Was aber, wenn keiner Notiz nimmt von der Zukunft vor der Haustür? In Gütersloh reichte es zumindest für einen Fototermin mit dem Bürgermeister der Stadt. Die IHK hat keinen Termin vereinbart, also werden auch die Mitglieder der IHK nicht erreicht. Ich habe daraufhin bei der IHK per Mail nachgefragt, ob es stimmt, dass kein Termin mit dem Infomobil zustande kam. Einfach weil ich es schade finde, dass solche Angebote direkt vor der Haustür ungenutzt verpasst werden. Und erhielt einen Anruf aus der Geschäftsleitung. Fakt ist: ja, es hat keinen Termin gegeben. Fakt sei aber auch, dass die IHK bereits sehr engagiert in dem Thema Digitales unterwegs sei, viele Veranstaltungen dazu anbiete, enorme Anstrengungen unternehme, die Mitglieder zu erreichen und im digitalen Wandel mitzunehmen. Digitales machen wir schon, war die Antwort. Zudem sei die Aktion ja auch von der DIHK getragen, eine Dachorganisation der IHKen in Deutschland, daher sei man als IHK ja faktisch eingebunden. Für mich besonders erstaunlich, denn wenn eine Dachorganisation schon so eine gelungene Aktion auf die Beine stellt – warum ist man dann nicht vor Ort aktiv dabei? „Geht es Ihnen nur darum, ein Haar in der Suppe zu finden?“ – fragte mich der Geschäftsführer. Wenn Sie so wollen: Ja. Denn Deutschland kann es sich gar nicht mehr leisten, so schleppend voranzukommen, was Digitalisierung angeht. Am Ende ist es eine Frage des Erhalts unserer Wettbewerbsfähigkeit und der Zukunft der nächsten Generation. Wir als entscheidende Generation tragen ein hohes Maß an Verantwortung, diese Entwicklungen zu gestalten und nicht zu verschlafen. Einig war ich mit dem Anrufer, dass noch eine Menge getan werden muss, etwa die Infrastruktur mit Glasfaser auszubauen. Auch die Ansprache der Handwerksbetriebe, des Mittelstandes und vieler Unternehmer sei eher schwierig. Es stellt sich die Frage, wie man diese Zielgruppe noch besser erreichen könne. Nicht jeder sei offen, nicht jeder sei zu diesem Wandel bereit. Offenbar ist damit ein Kern getroffen: Uns fehlt ein Narrativ und wohl auch die Überzeugungskraft, die digitale Zukunft zu erklären und den Menschen die Angst davor zu nehmen. Auch was das angeht, sind wir ein Entwicklungsland, im internationalen Vergleich fruchten die Anstrengungen müheloser und effektiver. Fehlen uns dafür digitale Köpfe? Fehlen uns dafür wirksame Konzepte, weil die analogen nicht mehr funktionieren?

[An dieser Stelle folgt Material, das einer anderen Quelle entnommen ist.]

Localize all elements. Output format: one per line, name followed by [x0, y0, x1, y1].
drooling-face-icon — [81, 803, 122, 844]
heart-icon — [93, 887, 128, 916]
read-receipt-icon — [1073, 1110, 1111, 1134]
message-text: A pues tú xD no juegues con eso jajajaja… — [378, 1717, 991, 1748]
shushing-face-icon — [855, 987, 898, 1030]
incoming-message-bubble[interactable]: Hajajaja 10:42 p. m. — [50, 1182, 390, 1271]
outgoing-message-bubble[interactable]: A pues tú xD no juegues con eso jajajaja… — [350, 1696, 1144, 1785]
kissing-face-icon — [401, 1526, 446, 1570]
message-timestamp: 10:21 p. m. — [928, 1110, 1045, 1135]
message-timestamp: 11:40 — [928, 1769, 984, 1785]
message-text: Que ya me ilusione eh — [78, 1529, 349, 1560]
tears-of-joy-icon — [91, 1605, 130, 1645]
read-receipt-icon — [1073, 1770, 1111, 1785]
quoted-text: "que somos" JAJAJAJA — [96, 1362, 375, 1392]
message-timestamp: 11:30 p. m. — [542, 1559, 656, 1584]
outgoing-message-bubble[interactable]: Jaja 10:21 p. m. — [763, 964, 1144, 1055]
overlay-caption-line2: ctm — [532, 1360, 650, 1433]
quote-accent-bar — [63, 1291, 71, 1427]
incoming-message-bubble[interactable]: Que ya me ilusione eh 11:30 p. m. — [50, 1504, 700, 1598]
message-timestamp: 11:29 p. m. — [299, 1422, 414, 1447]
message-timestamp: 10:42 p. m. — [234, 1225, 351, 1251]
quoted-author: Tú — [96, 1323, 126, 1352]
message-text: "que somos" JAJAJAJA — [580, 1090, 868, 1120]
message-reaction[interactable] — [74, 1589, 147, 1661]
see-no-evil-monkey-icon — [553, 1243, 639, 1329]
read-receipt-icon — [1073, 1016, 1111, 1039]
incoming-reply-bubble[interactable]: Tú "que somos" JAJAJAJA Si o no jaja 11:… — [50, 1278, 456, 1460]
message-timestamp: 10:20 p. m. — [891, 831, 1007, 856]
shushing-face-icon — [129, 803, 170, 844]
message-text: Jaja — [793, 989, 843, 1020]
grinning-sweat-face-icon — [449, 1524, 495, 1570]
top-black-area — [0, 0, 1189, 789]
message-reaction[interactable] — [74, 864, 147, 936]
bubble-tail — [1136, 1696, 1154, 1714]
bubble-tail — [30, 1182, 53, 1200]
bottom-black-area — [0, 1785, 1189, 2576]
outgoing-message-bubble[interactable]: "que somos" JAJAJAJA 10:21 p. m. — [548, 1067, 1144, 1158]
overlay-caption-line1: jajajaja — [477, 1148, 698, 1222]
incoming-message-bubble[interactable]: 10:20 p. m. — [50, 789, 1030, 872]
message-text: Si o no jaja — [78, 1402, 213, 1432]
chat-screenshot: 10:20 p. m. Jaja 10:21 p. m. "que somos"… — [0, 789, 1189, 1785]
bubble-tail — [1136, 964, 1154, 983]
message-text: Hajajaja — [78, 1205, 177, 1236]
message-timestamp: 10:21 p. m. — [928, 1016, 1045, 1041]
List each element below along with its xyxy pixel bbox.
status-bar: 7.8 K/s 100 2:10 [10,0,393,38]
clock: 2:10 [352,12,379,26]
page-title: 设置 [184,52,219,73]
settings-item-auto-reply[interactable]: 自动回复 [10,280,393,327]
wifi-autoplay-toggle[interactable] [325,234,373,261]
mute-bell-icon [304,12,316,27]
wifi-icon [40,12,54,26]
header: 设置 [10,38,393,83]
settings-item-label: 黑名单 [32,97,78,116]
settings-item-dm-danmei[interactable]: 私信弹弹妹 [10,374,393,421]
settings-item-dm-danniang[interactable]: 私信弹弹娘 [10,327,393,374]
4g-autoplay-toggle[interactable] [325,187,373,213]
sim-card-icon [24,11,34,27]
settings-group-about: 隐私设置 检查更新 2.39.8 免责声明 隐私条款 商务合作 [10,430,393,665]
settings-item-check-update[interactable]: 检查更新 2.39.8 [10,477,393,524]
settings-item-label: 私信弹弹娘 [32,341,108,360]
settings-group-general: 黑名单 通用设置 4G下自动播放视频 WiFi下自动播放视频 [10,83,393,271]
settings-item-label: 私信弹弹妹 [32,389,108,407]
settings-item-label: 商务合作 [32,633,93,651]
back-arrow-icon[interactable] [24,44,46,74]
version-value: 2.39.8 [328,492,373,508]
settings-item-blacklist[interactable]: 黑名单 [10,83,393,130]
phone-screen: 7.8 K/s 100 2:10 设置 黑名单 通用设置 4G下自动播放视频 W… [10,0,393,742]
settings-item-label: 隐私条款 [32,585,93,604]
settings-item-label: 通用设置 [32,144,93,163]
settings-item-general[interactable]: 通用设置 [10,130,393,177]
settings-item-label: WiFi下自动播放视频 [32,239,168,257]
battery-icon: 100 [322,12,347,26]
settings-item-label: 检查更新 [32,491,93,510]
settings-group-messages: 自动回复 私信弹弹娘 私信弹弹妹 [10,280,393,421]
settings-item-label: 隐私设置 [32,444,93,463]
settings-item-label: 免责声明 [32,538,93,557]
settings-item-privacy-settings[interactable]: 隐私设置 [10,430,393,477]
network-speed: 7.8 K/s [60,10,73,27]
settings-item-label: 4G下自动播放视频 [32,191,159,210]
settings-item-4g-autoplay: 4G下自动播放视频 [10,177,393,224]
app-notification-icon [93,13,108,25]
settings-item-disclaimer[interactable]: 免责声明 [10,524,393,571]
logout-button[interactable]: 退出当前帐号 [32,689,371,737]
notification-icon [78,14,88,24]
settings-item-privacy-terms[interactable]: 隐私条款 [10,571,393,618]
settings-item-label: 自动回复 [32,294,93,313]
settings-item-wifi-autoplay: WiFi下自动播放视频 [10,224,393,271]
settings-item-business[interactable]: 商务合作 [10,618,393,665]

Was müsste also passieren, damit die Ansprache und die Mitnahme der Menschen besser gelingen? Auf jeden Fall: das Infomobil weiter durch Deutschland schicken. Noch präsenter sein. Noch mehr Aufmerksamkeit erringen. Noch mehr Neugierde wecken. Vielleicht muss künftig ein solches Mobil nicht nur auf dem Rathausplatz Halt machen, sondern auch an den Werktoren oder Werkstätten. Anklingeln. Nicht nur Führungspersönlichkeiten ansprechen, sondern ganze Belegschaften. Hier finden sich IMMER Changer oder solche, die Lust haben, diese Herausforderung anzunehmen. Oder eben ganz wichtig auch: Termine vor Ort wahrnehmen, wenn sie denn so offensichtlich angeboten werden. Es ist auch eine Pflicht der Multiplikatoren, ihrer großen Verantwortung gerecht zu werden und Chancen zu erkennen. Und dafür ist es mir ganz recht, das Haar in der Suppe zu finden.

So aber fährt das Zukunftsmobil nun ganz einfach in den nächsten Ort. So viele Gelegenheiten zum Aufspringen kommen nicht mehr.